Fortunately, the process went very smoothly. In a certain percentage of patients, cytokine release syndrome or neurotoxicity can occur after CAR T-cell therapy, but the patient had neither. In addition, his blood counts recovered quickly, with no need for transfusions. “Roughly 60-70 percent of patients need some kind of transfusion support for the first two months after treatment,” says Dr. Khouri. “He was one of the 30-40 percent who did not need that at all.”
The care team saw the patient in the clinic weekly for the first month after hospital discharge to check his overall health as well as his blood counts. As with all patients receiving CAR T-cell therapy, he needed a 24/7 caregiver to be with him at all times for the first month after the infusion to ensure he wasn’t experiencing neurotoxicity such as confusion or seizures once he was at home. In this case, the patient’s wife fulfilled that role. His recovery went well, and he had no toxicities, infections or hospitalizations following treatment.
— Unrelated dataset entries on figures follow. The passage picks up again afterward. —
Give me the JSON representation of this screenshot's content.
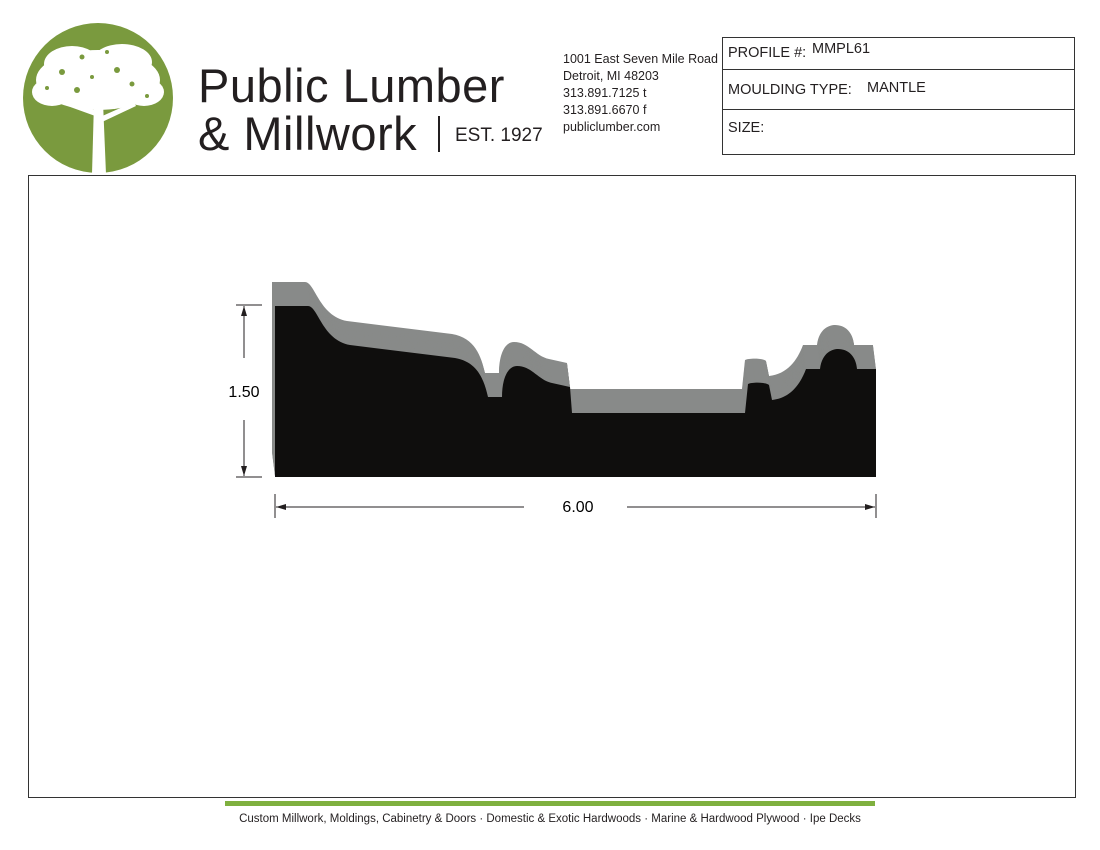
{
  "company": {
    "name_line1": "Public Lumber",
    "name_line2": "& Millwork",
    "established": "EST. 1927",
    "brand_color": "#7a9a3e"
  },
  "address": {
    "street": "1001 East Seven Mile Road",
    "city": "Detroit, MI 48203",
    "phone": "313.891.7125 t",
    "fax": "313.891.6670 f",
    "website": "publiclumber.com"
  },
  "info_box": {
    "profile_label": "PROFILE #:",
    "profile_value": "MMPL61",
    "type_label": "MOULDING TYPE:",
    "type_value": "MANTLE",
    "size_label": "SIZE:"
  },
  "drawing": {
    "height_dim": "1.50",
    "width_dim": "6.00",
    "face_color": "#0f0e0d",
    "side_color": "#888a89"
  },
  "footer": {
    "tagline": "Custom Millwork, Moldings, Cabinetry & Doors · Domestic & Exotic Hardwoods · Marine & Hardwood Plywood · Ipe Decks",
    "bar_color": "#7fb03f"
  }
}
Blood and urine tests performed after treatment demonstrated that the patient had achieved a stringent complete response. The care team then performed minimal residual disease testing, and was thrilled to find that even for that sensitive measure, the patient was negative for identifiable cancer cells. “He achieved a very deep response from his CAR T-cell therapy, and that is a good marker for long-term outcomes,” says Dr. Khouri.
The patient now has an exceptional quality of life. He is back to enjoying golf with his friends, mowing the lawn at his daughter’s house and spending time with his wife of more than 50 years. “It’s a remarkable example of the tremendous impact cellular therapy can have,” says Dr. Valent. “I can’t believe how far he’s come.”
This case study illustrates the importance of engaging a CAR T-cell team early on if myeloma is beginning to progress – and not to rule out the treatment based on a patient’s age. “If a patient’s [protein] numbers are starting to elevate, that is the time to consider seeking an assessment to determine whether CAR T-cell therapy is the right option,” says Dr. Khouri.